L’origine des caractères : l’instinct comme chez les animaux ; devient pulsion, plus tard des motivations pour agir, pour acquérir. Sa répétition crée la demande automatique, c'est-à-dire, les habitudes. Nos caractères personnels deviennent la représentation de la création des caractères collectifs semblables aux opérateurs de la représentation de la pensée qui opère dans notre tête machinalement quand nous apprenons à penser. Si nous décomposons la phrase, l’idée, nous la retrouvons avec la complexification des mots avec leurs caractères associables, additionnable en traîne de préparer une nouvelle émergence à chaque occasion de la formation de idées. Les nouvelles émergences seront unitaires qui a associé les différents mots pour en former une nouvelle, à quoi on peut répondre par oui ou non, donc peut entrer dans une théorie (ensemble des hypothèses) d’abord et vérifié dans la connaissance. La langue devient un système de représentation autonome qui traduit l’évolution dans l’espace et le temps. C’est une création humaine pure.

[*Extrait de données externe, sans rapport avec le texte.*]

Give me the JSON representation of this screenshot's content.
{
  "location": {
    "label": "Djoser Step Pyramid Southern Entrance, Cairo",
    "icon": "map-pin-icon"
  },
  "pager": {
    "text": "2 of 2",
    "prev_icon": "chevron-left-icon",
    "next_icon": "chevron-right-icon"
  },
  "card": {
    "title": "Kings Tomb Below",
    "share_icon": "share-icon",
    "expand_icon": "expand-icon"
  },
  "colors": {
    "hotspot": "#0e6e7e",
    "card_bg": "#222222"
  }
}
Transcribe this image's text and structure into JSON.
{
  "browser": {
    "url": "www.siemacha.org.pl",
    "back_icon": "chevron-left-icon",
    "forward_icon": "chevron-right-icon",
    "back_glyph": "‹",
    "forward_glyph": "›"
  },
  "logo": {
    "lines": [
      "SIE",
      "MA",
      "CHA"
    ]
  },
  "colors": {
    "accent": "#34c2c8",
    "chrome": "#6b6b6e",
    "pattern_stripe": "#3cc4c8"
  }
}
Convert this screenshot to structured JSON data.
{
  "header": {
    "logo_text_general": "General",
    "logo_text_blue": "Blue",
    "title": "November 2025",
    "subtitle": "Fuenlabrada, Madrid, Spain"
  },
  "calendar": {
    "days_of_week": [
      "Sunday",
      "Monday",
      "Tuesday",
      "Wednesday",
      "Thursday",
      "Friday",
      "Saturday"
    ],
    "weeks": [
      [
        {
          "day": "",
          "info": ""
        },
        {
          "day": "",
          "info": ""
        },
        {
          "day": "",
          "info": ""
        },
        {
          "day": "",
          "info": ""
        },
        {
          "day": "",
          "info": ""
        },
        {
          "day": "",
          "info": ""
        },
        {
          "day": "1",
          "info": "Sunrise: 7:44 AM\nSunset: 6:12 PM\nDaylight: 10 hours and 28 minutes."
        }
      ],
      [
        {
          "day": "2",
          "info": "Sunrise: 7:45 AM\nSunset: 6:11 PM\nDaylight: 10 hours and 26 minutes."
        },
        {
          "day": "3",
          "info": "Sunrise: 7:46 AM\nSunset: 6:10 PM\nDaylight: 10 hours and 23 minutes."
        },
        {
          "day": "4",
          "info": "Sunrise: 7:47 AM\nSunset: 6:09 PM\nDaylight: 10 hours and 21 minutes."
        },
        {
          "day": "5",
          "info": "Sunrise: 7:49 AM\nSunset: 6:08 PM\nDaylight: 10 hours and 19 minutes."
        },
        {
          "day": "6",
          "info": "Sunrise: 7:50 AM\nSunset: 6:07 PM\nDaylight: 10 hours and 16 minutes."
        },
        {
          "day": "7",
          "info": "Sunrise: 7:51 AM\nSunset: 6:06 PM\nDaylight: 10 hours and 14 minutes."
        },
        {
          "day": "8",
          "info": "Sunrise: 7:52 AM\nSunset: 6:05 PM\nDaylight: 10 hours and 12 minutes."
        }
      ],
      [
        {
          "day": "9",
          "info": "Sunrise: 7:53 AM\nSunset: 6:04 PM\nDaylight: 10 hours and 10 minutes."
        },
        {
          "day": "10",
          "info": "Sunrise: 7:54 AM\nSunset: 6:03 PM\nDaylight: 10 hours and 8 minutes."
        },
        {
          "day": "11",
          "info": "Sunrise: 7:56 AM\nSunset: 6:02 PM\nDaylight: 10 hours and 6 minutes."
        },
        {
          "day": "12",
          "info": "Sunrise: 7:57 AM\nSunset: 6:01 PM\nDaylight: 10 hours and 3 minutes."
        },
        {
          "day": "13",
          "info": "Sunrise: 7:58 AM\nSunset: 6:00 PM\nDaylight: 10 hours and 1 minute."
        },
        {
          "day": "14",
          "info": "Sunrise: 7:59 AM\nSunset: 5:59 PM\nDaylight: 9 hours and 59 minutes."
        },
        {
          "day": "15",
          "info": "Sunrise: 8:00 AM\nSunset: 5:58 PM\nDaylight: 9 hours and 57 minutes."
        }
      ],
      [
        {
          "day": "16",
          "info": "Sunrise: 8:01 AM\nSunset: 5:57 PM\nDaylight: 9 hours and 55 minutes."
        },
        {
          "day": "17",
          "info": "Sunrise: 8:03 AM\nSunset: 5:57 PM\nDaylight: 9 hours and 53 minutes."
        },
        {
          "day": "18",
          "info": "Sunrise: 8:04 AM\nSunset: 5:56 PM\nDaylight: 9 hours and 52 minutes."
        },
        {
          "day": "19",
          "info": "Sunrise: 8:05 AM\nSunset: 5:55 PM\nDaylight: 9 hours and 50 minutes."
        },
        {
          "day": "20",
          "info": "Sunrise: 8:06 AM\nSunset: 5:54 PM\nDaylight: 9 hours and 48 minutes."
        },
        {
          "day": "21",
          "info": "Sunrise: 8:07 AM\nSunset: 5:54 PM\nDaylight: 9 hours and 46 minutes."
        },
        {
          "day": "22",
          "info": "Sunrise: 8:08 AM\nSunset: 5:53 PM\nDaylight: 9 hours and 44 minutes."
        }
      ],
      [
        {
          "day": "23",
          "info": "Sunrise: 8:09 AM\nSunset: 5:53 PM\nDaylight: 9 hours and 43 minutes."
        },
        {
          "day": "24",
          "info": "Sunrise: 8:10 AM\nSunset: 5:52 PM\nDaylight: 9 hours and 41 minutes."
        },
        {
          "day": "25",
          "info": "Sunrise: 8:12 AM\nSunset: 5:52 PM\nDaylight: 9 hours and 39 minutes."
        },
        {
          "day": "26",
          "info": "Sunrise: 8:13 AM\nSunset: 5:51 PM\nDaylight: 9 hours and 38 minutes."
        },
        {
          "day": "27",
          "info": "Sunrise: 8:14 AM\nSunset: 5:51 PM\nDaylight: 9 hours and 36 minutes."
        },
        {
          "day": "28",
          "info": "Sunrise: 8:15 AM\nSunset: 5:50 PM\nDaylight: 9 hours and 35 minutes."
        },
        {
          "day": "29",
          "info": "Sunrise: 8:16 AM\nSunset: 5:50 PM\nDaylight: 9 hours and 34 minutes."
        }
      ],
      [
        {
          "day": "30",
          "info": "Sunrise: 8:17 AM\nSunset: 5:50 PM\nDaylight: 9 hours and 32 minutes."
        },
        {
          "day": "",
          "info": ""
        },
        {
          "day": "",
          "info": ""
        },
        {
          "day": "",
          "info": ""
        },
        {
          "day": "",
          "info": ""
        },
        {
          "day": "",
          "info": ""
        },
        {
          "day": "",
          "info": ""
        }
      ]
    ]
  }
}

Un savoir et un trait de caractère ont les mêmes attributs (fonction) pour agir dans le sens de complexification. Un attribut est quelque chose que nous avons acquis au cours de la phylogenèse. Nous sommes nés avec les aptitudes aux fonctions de faire ou de réaliser l’action et il est présent en nous même sans toujours savoir d’où est ce que cela provient.
Qu’est ce qui permet de dire que je suis un tel ou tel type ou j’ai un tel ou tel caractère ? En fonction des « connaissances sure » dont nous nous disposons à un moment précis de l’évolution sociale, nous répondons sur les critères des savoirs classifiés connus ou des succédanés de savoirs que nous disposons collectivement. Si nous recherchons la cause de cette réaction, nous tombons infailliblement sur cette valeur parce que nous l’avons enregistrée ou mémorisée, et nous pouvons la changer avec la conscience.
Un enfant, même un adulte d’ailleurs, quand ils apprennent ou reçoivent des informations, ils ne peuvent qu’enregistrer avec les valeurs ressenties dans son contexte. S’ils n’en ont pas de référence à les juger, ils en cherchent à le constituer d’abord pour les opérations concrètes et ensuite pour les opérations abstraites (abstraite du contexte de la valeur de sa personne) dans l’apprentissage. Il est normal qu’ils ne se sentent pas coupables ou responsables de ce qu’ils en ont appris pour l’opération.
Notre survie, de nos enfants et de l’humanité tout entière en dépend à ce niveau de connaissance théorique. Comme toute l’humanité est concernée, on doit agir collectivement. Agir collectivement aujourd’hui est égal à agir politiquement dans nos sociétés démocratique, même si nous ne nous « intéressons » pas à la politique. Nous sommes contraints d’agir individuellement, car notre action collective est la somme des actions des individus, et notre action se fait en fonction de la compréhension des autres, du monde. Connaître nos caractères, nos personnalités, c’est connaître nous même de comprendre nous même et le monde.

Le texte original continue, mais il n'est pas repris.